Start Me Up Just Try

Talk about mixed blessings. Microsoft Corp.'s advertising blitz for Windows 95 is a major success. Slick images and the beat of the Rolling Stones singing Start Me Up have convinced hordes of buyers that computing just got a whole lot easier. Win95 sales boomed to a record 1 million copies in just four days and triggered strong demand for new computers and other software.
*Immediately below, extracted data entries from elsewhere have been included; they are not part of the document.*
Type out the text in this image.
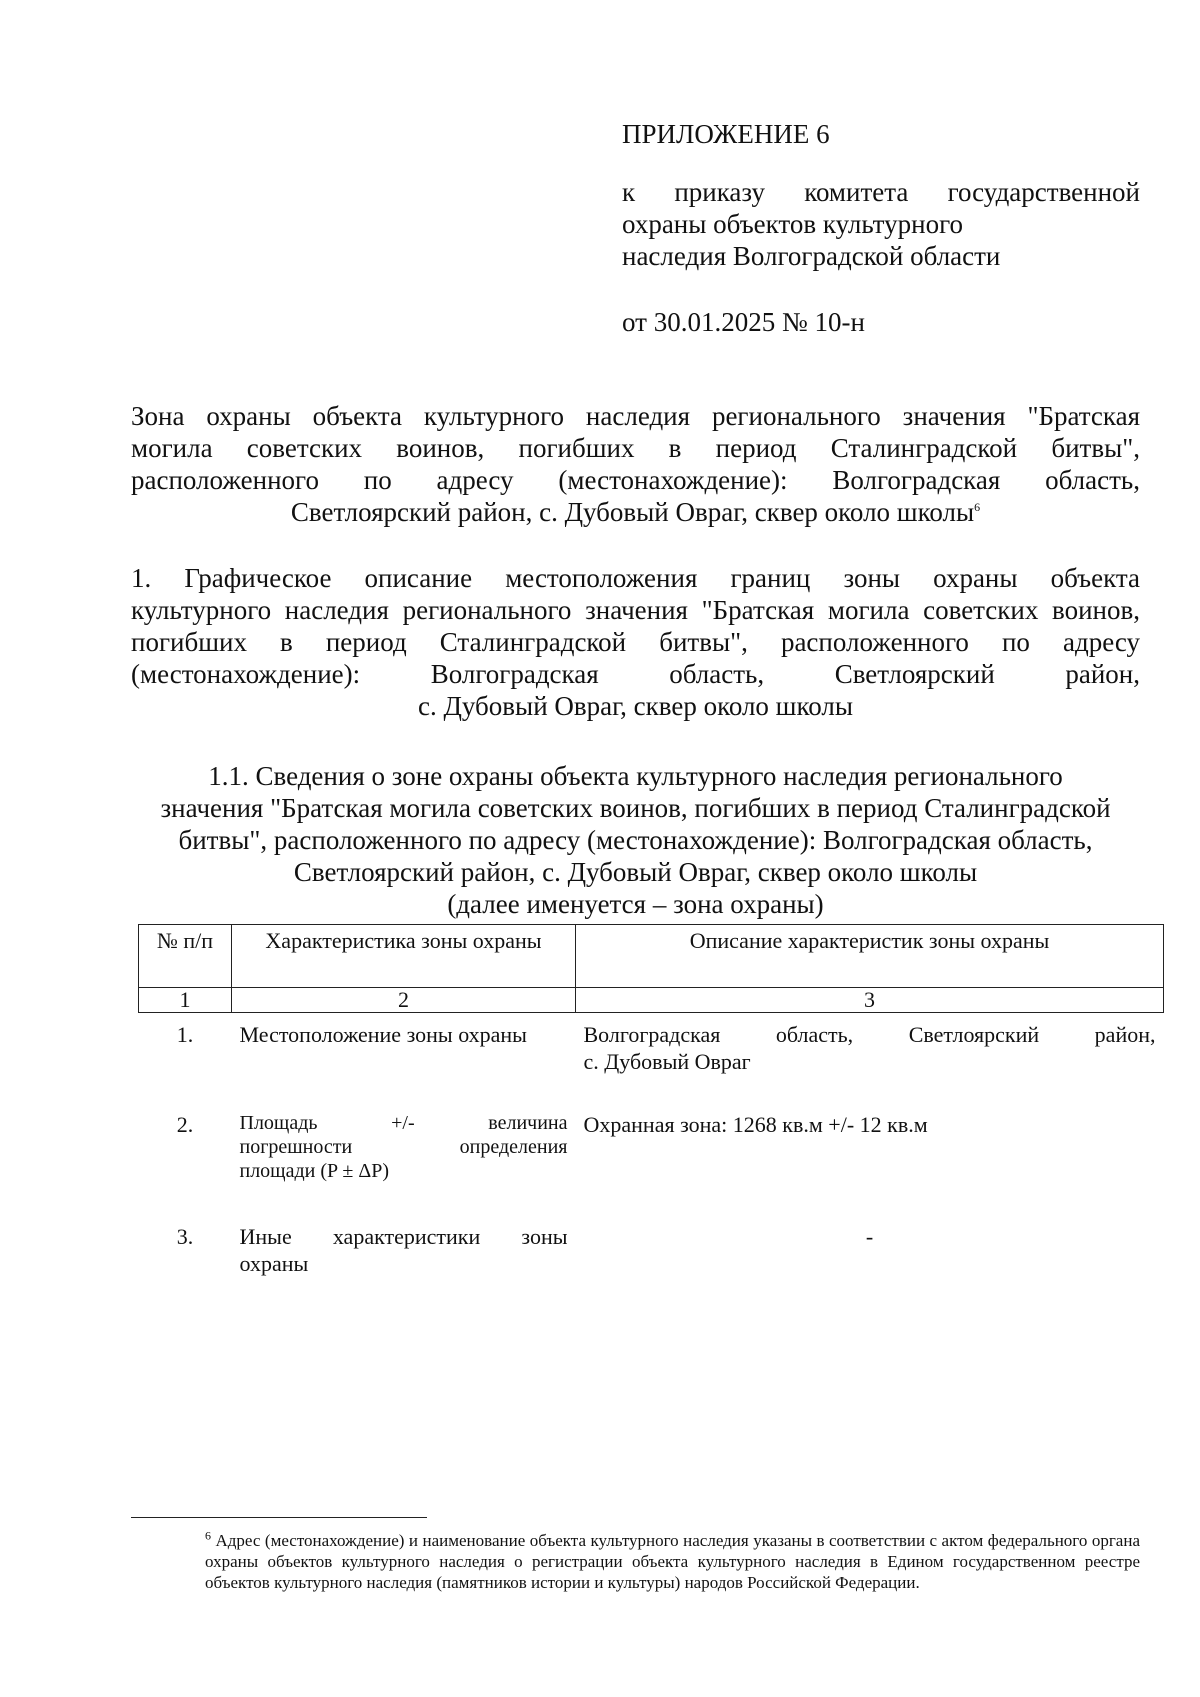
ПРИЛОЖЕНИЕ 6
к приказу комитета государственной
охраны объектов культурного
наследия Волгоградской области
от 30.01.2025 № 10-н
Зона охраны объекта культурного наследия регионального значения "Братская
могила советских воинов, погибших в период Сталинградской битвы",
расположенного по адресу (местонахождение): Волгоградская область,
Светлоярский район, с. Дубовый Овраг, сквер около школы$^6$
1. Графическое описание местоположения границ зоны охраны объекта
культурного наследия регионального значения "Братская могила советских воинов,
погибших в период Сталинградской битвы", расположенного по адресу
(местонахождение): Волгоградская область, Светлоярский район,
с. Дубовый Овраг, сквер около школы
1.1. Сведения о зоне охраны объекта культурного наследия регионального
значения "Братская могила советских воинов, погибших в период Сталинградской
битвы", расположенного по адресу (местонахождение): Волгоградская область,
Светлоярский район, с. Дубовый Овраг, сквер около школы
(далее именуется – зона охраны)
№ п/п	Характеристика зоны охраны	Описание характеристик зоны охраны
1	2	3
1.	Местоположение зоны охраны	Волгоградская область, Светлоярский район,
с. Дубовый Овраг

2.	Площадь +/- величина
погрешности определения
площади (P ± ΔP)	Охранная зона: 1268 кв.м +/- 12 кв.м
3.	Иные характеристики зоны
охраны	-
$^6$ Адрес (местонахождение) и наименование объекта культурного наследия указаны в соответствии с актом федерального органа охраны объектов культурного наследия о регистрации объекта культурного наследия в Едином государственном реестре объектов культурного наследия (памятников истории и культуры) народов Российской Федерации.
There's a catch, though. It isn't just the nerdy "early adopter" crowd that's snapping up the new PC operating system. And the less savvy buyers are finding that Win95 doesn't quite make computers easy enough. After three weeks, Microsoft's "help" lines are still jammed with callers who need assistance with simply installing the new software. The more vexed of them are posting another line from the Stones song on various message boards: "You make a grown man cry-y-y!"

WIT'S END. John J. Bunish of Ogden, Utah, an Air Force major who has used computers for years, dashed out to buy Win95 in the belief that his 5-year-old son would find it "quicker and easier" to use than Microsoft's earlier Windows program. Installation went fine, but Win95 actually made Bunish' PC run some of his son's game programs either slowly or not at all. After two nights of fiddling, the boy was in tears and the father out of patience. Bunish returned the software. "The best thing" he says, is that Win95's "`uninstall' feature works perfectly."
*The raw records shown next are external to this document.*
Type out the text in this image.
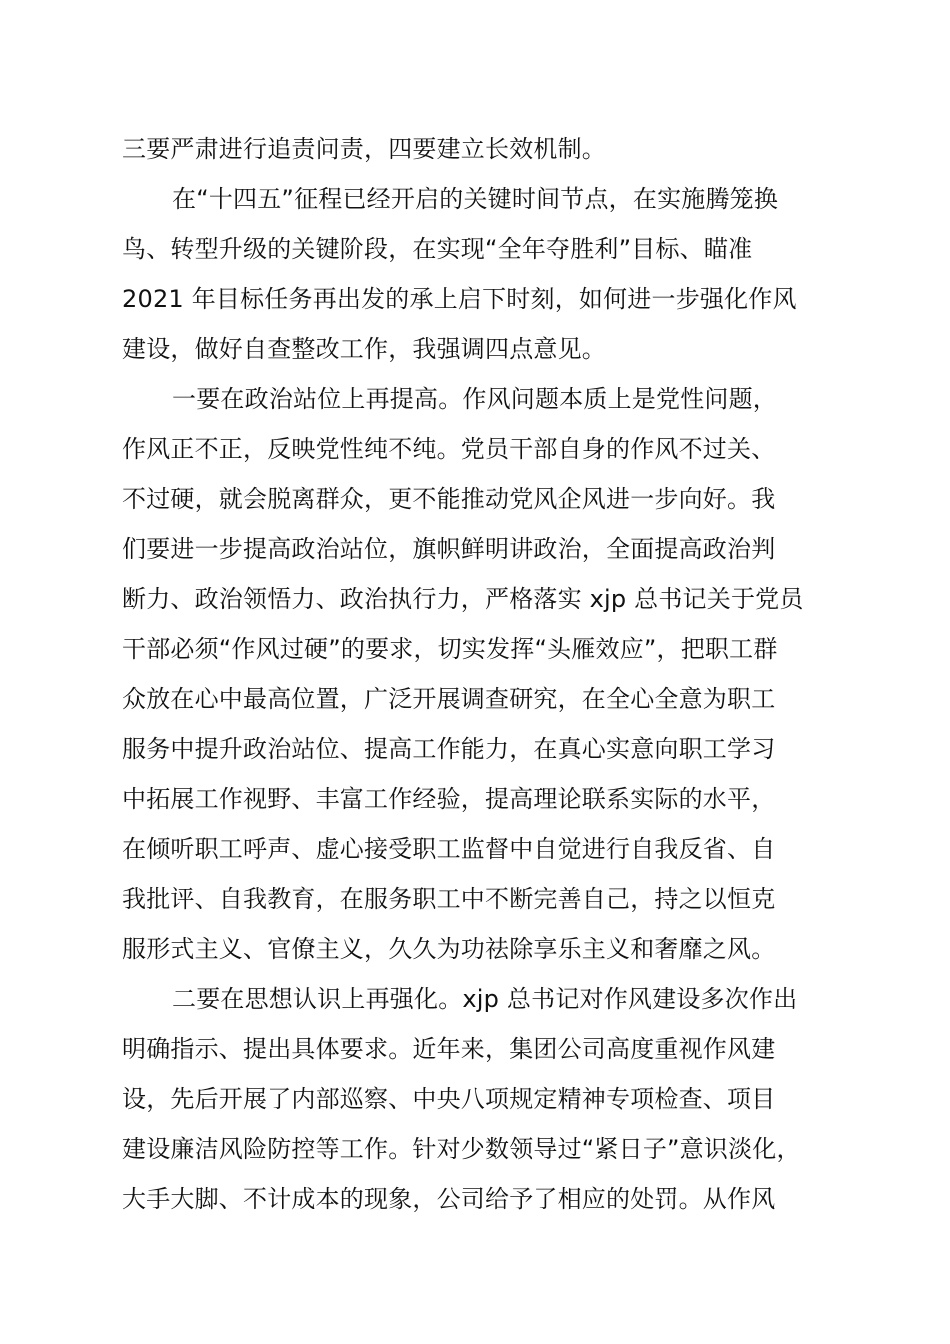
三要严肃进行追责问责，四要建立长效机制。
在“十四五”征程已经开启的关键时间节点，在实施腾笼换
鸟、转型升级的关键阶段，在实现“全年夺胜利”目标、瞄准
2021 年目标任务再出发的承上启下时刻，如何进一步强化作风
建设，做好自查整改工作，我强调四点意见。
一要在政治站位上再提高。作风问题本质上是党性问题，
作风正不正，反映党性纯不纯。党员干部自身的作风不过关、
不过硬，就会脱离群众，更不能推动党风企风进一步向好。我
们要进一步提高政治站位，旗帜鲜明讲政治，全面提高政治判
断力、政治领悟力、政治执行力，严格落实 xjp 总书记关于党员
干部必须“作风过硬”的要求，切实发挥“头雁效应”，把职工群
众放在心中最高位置，广泛开展调查研究，在全心全意为职工
服务中提升政治站位、提高工作能力，在真心实意向职工学习
中拓展工作视野、丰富工作经验，提高理论联系实际的水平，
在倾听职工呼声、虚心接受职工监督中自觉进行自我反省、自
我批评、自我教育，在服务职工中不断完善自己，持之以恒克
服形式主义、官僚主义，久久为功祛除享乐主义和奢靡之风。
二要在思想认识上再强化。xjp 总书记对作风建设多次作出
明确指示、提出具体要求。近年来，集团公司高度重视作风建
设，先后开展了内部巡察、中央八项规定精神专项检查、项目
建设廉洁风险防控等工作。针对少数领导过“紧日子”意识淡化，
大手大脚、不计成本的现象，公司给予了相应的处罚。从作风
To be fair, Bunish' tale may be rare. Larry Mondry, CompUSA's executive vice-president for merchandising, says that less than 1% of the Win95 boxes sold by that retail chain have been returned. But since Aug. 24, when Win95 hit the shelves, Microsoft's lines have been ringing off the hook, even with 1,600 extra support personnel, many at five outside firms, on hand. Early on, many callers got busy signals--or waited on hold for up to 75 minutes. Microsoft's own ratings of its customer service dropped from 95% to just 77% of callers satisfied.

Could Microsoft have prepared better? Its executives say there was little more to be done. Adding any more people would have meant layoffs after peak demand had passed. "It's like when the Olympics comes to Atlanta," says Deborah Willingham, Microsoft's vice-president for support. "Do you build extra hotel rooms that won't be used when the Olympics are over?" Now, Microsoft is shifting more staff to weekends and the 8 p.m.-to-midnight shift. The result: only sporadic busy signals on weekdays and weekend waits of less than 60 seconds, the company says.

Yet the number of calls remains at nearly 20,000 a day, in part because many novice customers still need lots of help with Win95. Some are so nervous that they won't even begin the installation process until they have a Microsoft technician on the phone. But, says Fletcher Ernst, who's helping answer those calls: "I show them something, and they go: `I get it. Eureka!"'

HIT SHOW. To be sure, Microsoft's Win95 marketing campaign is aimed not only at the well-seasoned computer crowd but at millions of novices. The software giant is spending nearly $200 million on promotions, including a nationwide, 30-minute "info-show" narrated by E.R.'s Anthony Edwards. That alone attracted an estimated 10 million viewers, many of them newbies. "That was the whole goal," says Jonathan Lazarus, a Microsoft vice-president, "to get people to purchase software who hadn't been comfortable with it before."

People such as Jan Norton of Los Angeles, for instance. As a consumer marketing consultant, Norton knew computers but had never bought a new operating system before. Based on Microsoft's pitch, she reckoned that installing Win95 would be a snap--"like going out and buying myself a $97 blouse or a hot-fudge sundae." In fact, it took more than four days and the help of a technically minded friend. But now that Win95 is running smoothly? "I love it," Norton says. "I do. I have to admit it." Music, no doubt, to Microsoft's ears.